Tehran has also attempted to de-escalate tensions with regional rivals, such as Saudi Arabia. In March 2023, Iran and Saudi Arabia agreed to a Beijing-brokered rapprochement, signaling the beginning of a détente process. Iran has also benefitted from a “non-agreement” with the US, which has allowed it to repatriate funds and export more oil. However, the long-term benefits of these geopolitical maneuvers remain uncertain, especially as expected investments from these diplomatic breakthroughs have yet to materialize.

During his inaugural press conference as president, Pezeshkian remarked pointedly, “Those guys sanctioned us,” he said, referring to the West. “These guys helped us,” referring to Russia and China. 
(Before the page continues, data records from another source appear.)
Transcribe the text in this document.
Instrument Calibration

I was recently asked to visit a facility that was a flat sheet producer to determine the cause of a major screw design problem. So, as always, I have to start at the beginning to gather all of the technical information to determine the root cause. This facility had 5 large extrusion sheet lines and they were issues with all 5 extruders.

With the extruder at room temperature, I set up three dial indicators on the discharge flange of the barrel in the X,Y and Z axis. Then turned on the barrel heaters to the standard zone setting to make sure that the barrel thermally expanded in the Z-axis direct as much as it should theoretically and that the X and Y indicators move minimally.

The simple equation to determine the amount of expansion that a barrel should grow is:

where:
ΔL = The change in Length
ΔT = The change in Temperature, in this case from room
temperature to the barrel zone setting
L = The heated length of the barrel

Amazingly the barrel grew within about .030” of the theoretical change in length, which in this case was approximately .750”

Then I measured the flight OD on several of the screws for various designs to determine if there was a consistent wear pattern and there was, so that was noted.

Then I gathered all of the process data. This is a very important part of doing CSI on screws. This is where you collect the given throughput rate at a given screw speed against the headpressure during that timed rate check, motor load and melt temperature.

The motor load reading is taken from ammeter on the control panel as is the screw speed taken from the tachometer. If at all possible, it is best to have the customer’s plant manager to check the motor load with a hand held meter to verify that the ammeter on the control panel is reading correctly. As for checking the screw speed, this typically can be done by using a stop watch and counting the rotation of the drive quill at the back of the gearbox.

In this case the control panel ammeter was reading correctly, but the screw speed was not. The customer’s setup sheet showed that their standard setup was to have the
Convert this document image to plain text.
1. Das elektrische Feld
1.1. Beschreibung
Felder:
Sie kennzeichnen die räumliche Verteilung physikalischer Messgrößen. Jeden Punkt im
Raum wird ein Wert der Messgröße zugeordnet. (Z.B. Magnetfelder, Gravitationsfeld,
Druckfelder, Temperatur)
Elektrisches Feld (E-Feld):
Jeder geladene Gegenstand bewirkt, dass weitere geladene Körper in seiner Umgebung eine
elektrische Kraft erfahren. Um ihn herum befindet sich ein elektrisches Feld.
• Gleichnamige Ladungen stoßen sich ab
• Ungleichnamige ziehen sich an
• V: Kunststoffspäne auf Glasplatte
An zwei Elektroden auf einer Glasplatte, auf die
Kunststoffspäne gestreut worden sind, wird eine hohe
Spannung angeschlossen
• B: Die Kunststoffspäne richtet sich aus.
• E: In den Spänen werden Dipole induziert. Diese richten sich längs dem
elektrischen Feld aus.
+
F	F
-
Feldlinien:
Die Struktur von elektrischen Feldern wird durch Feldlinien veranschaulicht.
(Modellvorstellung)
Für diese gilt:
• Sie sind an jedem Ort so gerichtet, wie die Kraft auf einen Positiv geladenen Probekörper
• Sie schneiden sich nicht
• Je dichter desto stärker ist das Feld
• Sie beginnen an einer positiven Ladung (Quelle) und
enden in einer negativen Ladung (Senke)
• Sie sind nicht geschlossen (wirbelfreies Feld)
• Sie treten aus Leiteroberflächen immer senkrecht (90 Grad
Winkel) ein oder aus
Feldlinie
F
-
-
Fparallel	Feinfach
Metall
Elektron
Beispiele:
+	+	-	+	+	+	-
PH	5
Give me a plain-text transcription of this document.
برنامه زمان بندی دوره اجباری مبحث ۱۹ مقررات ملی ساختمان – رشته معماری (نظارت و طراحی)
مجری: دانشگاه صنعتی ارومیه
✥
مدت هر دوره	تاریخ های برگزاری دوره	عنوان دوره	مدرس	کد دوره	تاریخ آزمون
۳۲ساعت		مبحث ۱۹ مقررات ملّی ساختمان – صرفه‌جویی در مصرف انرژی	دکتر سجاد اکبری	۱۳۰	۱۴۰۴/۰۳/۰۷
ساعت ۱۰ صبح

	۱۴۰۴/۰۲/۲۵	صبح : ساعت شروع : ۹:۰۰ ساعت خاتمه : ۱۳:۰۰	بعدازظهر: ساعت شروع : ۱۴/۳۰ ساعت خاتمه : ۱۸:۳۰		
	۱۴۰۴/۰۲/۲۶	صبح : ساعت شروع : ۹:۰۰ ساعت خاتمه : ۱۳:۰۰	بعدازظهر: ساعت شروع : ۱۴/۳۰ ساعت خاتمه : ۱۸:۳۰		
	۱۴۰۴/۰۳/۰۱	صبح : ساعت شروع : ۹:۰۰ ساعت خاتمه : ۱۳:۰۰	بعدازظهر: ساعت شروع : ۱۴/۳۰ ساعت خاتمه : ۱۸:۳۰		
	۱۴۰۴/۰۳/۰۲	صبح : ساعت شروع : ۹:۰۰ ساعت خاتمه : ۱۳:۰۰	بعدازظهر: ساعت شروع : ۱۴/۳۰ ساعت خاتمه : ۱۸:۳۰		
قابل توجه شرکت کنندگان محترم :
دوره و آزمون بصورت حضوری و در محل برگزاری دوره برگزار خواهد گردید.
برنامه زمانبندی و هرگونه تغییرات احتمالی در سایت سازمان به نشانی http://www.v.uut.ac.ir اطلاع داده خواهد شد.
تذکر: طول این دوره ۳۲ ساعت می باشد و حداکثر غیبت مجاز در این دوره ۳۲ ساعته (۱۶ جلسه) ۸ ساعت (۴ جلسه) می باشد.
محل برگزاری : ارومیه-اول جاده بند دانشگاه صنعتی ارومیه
Yet, Iran has grown frustrated with China’s unfulfilled investment promises, particularly in energy and agriculture. Sinopec quietly terminated its contract to develop the second phase of the Yadavaran oil field, citing low returns. While China buys most of Iran’s oil, it pays about 10% less than for Russian crude, and 30% below global market prices. Payments are made in nonconvertible yuan, forcing Iran to purchase Chinese goods. And Iranian consumers face limited options and higher prices, with some Chinese products, like cars, costing three times more in Iran than elsewhere in the Gulf, despite lower purchasing power.

Despite growing economic cooperation between Iran and Russia, their partnership faces significant challenges. Both nations, as major oil and gas exporters, inevitably compete for market share. Russia’s steep discounts on crude oil following the Ukraine war have undermined Iran’s position, particularly in Asia. Competition has also spilled over into the steel industry, where Russia has eroded Iran’s market share in key buyers like Thailand and South Korea.

Conclusion: A Path with No Clear Exit

Iran’s economy is, in many ways, past the point of no return. It has managed to survive the immense pressure from sanctions, but survival alone has not addressed the deeper structural problems. Inflation, corruption, and economic mismanagement, combined with the geopolitical isolation imposed by the West, continue to limit Iran’s economic prospects. Although the country has pivoted toward Russia, China, and other non-Western blocs, this strategy has yet to yield significant investment or growth.

In its July report, the World Bank noted that Iran’s economy is expanding for a fourth consecutive year, supported by the recovery in the oil sector despite continued economic sanctions. However, the reliance on oil revenue for this recovery indicates that Iran’s economic resurgence may be short-lived. Beneath these headline numbers lies an economy grappling with deeper issues and an unsustainable dependence on external factors.

As the US and EU considered fresh sanctions this past April, Iran emphasized its resilience to Western pressure. Oil Minister Javad Owji announced that oil exports in 2023 had surpassed all levels in the past six years, earning more than $35 billion. He told the Financial Times that, although adversaries aimed to block Iran’s oil trade, “we are now able to export oil to any destination, with minimal discounts.” Yet, as Iran’s government touts its resilience, the reality on the ground tells a different story —one of an economy that is stagnating, unable to provide for its people, and increasingly dependent on a narrow set of international partners.

On November 6, 2024, Iran’s currency, the rial, fell to a historic low after Donald Trump was re-elected US president, signaling new challenges for Tehran as its already struggling economy is expected to face further punitive measures. However, as this analysis demonstrates, the roots of Iran’s economic troubles go far beyond the suffocating effects of American sanctions. Without meaningful reforms, Iran’s economic path will remain fraught with uncertainty and hardship, exacerbating the social tensions already bubbling beneath the surface.